As you may guess, I am working on windows (on Linux this question would not emerge, because on Linux one does not need VMs for docker).

The reason, why we need a VM for containers in Winodows is pretty obvious (probably this is the reason, why nobody mentions it explicitly). As was already mentioned here and it many other FAQs, containers reuse kernel and some other resources of the hosting OS. Taking into account, that most of the containers available out there are based on Linux, one may conclude, that those containers need host OS to provide Linux kernel for them to run. Which is not natively easy on Windows (I am not sure, may be it is now possible with Linux subsystem). This is why on Windows we need one VM, which runs Linux and docker service inside this VM. And then, when we start the containers, they are also started inside this VM (and reuse the resources of its Linux OS). All the containers run inside the same VM. Getting a bit more technical: by default docker uses Hyper-V to run this linux VM, but one can also use Docker-Toolbox, which uses Oracle VirtualBox. By the way, VM can be freely seen in the Virtual Box interface.

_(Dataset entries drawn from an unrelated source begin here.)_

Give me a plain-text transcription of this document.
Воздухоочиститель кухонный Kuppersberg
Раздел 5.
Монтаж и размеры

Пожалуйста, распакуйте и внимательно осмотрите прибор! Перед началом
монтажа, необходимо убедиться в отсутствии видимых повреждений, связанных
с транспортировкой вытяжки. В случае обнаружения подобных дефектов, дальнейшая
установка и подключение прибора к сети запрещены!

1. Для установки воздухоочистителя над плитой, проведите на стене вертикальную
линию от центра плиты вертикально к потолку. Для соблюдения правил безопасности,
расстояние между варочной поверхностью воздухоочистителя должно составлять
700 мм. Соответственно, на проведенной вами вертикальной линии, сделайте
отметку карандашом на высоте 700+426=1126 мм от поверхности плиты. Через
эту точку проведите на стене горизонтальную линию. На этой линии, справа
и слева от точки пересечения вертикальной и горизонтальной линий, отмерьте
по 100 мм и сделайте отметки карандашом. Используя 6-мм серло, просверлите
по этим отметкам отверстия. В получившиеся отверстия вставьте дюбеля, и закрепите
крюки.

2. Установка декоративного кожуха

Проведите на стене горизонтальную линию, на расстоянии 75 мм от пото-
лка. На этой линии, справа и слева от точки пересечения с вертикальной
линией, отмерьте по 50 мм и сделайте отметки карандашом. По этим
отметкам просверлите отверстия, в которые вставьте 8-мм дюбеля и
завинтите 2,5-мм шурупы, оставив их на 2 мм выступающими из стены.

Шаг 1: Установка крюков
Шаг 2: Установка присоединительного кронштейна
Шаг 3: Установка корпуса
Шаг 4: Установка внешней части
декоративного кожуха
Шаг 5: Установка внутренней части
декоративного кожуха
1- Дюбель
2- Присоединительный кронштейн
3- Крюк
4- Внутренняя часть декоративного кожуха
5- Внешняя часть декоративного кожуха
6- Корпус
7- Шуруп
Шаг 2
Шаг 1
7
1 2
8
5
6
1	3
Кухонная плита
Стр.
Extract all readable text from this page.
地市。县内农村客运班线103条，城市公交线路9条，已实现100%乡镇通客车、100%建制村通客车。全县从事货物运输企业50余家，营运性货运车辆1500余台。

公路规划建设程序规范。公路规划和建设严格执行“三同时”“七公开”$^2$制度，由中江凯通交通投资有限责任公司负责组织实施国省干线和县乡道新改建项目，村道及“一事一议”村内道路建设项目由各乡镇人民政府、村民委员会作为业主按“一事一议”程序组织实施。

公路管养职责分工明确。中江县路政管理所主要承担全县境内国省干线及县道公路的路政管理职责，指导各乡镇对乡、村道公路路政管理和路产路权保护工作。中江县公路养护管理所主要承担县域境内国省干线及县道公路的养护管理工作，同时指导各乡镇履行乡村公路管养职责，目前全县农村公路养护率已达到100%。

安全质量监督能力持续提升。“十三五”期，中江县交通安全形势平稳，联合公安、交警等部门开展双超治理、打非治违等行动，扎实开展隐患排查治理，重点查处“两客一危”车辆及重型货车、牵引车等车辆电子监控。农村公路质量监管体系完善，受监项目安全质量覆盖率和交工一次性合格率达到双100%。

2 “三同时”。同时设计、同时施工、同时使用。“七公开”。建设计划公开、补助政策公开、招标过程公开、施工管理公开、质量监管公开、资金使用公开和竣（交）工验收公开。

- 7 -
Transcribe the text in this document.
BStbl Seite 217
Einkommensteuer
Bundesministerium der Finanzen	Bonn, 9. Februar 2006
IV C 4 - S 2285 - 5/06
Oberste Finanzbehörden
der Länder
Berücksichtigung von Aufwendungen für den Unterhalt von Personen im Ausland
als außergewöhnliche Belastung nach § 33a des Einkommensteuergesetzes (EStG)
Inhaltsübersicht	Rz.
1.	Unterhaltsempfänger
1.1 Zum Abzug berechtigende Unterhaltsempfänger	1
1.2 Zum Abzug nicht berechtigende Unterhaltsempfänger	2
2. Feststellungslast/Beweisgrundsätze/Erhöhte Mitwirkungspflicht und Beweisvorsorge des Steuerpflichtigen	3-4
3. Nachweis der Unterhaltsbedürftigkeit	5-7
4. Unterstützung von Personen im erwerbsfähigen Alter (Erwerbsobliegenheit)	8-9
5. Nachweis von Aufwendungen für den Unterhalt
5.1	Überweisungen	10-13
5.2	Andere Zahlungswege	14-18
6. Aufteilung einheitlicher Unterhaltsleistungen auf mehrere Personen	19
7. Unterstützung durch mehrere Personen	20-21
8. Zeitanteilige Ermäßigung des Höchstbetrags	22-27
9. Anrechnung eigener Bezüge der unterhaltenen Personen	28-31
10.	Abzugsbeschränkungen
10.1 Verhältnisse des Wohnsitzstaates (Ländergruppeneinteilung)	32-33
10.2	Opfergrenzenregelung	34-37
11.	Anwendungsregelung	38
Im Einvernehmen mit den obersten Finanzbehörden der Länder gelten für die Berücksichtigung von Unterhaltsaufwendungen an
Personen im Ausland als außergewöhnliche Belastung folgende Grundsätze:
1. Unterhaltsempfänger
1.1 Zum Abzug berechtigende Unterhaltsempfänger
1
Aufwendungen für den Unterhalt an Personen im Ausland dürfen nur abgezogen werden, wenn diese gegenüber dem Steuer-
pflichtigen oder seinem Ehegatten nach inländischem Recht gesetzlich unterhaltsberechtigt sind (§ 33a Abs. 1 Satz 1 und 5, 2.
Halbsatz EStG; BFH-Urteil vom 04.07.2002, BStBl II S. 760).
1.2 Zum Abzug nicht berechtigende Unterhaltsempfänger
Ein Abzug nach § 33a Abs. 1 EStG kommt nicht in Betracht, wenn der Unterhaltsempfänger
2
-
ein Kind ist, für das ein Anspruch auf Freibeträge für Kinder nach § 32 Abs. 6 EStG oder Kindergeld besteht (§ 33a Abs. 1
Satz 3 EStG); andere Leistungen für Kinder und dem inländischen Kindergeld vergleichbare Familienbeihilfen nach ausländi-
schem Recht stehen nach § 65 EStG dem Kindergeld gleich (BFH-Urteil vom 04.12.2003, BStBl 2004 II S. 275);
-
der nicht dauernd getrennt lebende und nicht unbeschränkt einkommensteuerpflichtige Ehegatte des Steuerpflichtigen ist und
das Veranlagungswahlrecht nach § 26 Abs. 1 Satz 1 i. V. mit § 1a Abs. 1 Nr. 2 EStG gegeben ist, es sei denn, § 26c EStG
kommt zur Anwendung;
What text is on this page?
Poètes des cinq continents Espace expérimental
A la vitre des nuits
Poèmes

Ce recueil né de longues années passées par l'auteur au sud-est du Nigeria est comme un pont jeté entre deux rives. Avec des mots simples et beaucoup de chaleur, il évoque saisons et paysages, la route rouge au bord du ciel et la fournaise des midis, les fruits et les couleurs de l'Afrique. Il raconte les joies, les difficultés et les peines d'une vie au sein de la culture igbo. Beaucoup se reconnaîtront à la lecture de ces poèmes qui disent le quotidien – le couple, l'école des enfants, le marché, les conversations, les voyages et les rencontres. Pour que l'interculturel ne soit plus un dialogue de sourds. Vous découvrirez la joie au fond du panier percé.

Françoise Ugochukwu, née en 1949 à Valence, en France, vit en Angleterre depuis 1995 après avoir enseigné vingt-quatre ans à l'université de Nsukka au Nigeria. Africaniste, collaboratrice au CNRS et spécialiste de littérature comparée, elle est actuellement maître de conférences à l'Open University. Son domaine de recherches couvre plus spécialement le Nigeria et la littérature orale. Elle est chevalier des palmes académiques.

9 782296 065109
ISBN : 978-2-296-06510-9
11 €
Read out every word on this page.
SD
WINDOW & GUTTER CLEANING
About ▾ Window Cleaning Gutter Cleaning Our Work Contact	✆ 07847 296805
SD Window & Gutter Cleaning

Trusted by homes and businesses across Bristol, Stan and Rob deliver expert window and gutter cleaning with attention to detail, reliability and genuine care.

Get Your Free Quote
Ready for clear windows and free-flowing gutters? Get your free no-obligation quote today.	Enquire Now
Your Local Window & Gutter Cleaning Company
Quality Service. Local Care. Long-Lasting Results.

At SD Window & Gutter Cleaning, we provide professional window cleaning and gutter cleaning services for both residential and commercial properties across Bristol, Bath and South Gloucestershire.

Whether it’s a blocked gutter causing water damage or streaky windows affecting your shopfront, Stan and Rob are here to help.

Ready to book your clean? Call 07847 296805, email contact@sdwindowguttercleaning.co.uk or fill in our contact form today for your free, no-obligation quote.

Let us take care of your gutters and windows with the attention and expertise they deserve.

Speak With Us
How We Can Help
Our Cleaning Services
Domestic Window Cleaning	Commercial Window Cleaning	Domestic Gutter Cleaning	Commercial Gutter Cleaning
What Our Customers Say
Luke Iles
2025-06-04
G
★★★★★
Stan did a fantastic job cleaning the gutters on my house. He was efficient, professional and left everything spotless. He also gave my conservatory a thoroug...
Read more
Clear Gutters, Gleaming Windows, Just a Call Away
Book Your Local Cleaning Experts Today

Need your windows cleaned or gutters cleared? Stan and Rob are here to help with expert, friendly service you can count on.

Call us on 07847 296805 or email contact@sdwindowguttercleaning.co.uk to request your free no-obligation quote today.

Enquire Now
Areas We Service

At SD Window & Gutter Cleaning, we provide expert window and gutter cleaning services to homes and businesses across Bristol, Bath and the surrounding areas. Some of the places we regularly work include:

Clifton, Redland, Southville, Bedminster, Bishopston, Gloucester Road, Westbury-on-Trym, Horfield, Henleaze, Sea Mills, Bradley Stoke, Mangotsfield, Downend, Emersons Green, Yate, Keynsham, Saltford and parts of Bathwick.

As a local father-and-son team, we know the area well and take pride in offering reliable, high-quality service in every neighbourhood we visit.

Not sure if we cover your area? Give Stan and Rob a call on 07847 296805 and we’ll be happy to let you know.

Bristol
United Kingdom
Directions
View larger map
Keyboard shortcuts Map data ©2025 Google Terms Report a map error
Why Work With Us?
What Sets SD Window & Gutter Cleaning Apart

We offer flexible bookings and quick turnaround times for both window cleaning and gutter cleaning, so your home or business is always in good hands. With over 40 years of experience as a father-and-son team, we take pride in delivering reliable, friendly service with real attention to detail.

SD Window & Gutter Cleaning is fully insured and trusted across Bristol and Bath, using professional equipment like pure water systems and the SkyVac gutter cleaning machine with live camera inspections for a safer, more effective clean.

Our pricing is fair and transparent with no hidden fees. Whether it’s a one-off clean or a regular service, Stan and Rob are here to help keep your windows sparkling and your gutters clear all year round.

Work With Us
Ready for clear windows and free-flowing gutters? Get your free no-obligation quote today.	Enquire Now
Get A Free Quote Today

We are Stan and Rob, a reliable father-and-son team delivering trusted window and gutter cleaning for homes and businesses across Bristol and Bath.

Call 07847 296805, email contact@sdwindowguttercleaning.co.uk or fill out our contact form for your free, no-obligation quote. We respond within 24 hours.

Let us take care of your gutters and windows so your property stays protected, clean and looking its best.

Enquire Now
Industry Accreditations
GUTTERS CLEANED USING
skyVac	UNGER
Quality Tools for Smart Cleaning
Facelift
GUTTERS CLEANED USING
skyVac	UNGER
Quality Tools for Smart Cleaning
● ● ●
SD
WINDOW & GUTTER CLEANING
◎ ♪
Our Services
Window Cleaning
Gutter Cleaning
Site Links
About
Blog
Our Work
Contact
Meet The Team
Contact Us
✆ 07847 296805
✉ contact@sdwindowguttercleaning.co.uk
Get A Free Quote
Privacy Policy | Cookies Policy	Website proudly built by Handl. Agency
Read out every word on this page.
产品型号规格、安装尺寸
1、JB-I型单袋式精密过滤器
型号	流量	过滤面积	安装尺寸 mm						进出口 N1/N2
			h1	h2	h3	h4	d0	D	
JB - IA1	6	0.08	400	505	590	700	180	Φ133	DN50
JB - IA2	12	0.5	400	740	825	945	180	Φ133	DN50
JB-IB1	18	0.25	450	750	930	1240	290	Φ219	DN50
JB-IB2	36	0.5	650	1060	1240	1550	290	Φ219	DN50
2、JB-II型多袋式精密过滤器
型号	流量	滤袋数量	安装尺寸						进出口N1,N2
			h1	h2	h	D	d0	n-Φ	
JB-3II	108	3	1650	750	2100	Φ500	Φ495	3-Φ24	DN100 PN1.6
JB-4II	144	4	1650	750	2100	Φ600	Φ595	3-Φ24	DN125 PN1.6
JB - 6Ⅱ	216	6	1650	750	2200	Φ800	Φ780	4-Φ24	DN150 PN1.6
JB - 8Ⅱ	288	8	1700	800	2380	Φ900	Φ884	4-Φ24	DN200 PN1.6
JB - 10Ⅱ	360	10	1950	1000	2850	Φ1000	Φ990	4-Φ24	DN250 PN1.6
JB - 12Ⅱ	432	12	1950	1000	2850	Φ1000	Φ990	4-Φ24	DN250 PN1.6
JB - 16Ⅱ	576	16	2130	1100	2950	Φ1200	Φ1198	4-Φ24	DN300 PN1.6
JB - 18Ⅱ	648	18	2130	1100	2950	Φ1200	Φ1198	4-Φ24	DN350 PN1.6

Nice part is that Docker (or Docker toolbox) takes care about managing this VM and we don't need to care about it.

Now some bonus question, which that time confused me even more. One may think: "Ok, it is clear now. If we run Linux container on Winodws OS, then we need Linux kernel and thus need VM with Linux. But if we run Windows container on Windows (by the way, it exists), then VM should not be needed, right?..." Answer: "wrong" (or almost wrong). :) The problem is, that the Windows based containers (at least those, which I saw) use windows server kernel, which is not available e.g. in Windows 10. Thus one still need VM with special version of Windows Server running on it. In fact MS even created special version of Windows Server, which can be run on VM for development purposes free of charge specifically to enable development of Windows-Server based containers. If my understanding is correct, those containers should be possible to run without VM on Windows Server. I should admit, that I never checked it though.

I hope, that this messy explanation may help someone to better understand the topic.

We need a VM to run a docker on the host machine ( this is achieved through the docker toolbox) if it is windows, on Linux we don't even need this. Once we have a docker toolbox container in itself doesn't need a VM, each container has a baseline image which is very minimal and reuses a lot of stuff with the host kernel hence making it lightweight compared to VM. You can run many such container using single host kernel.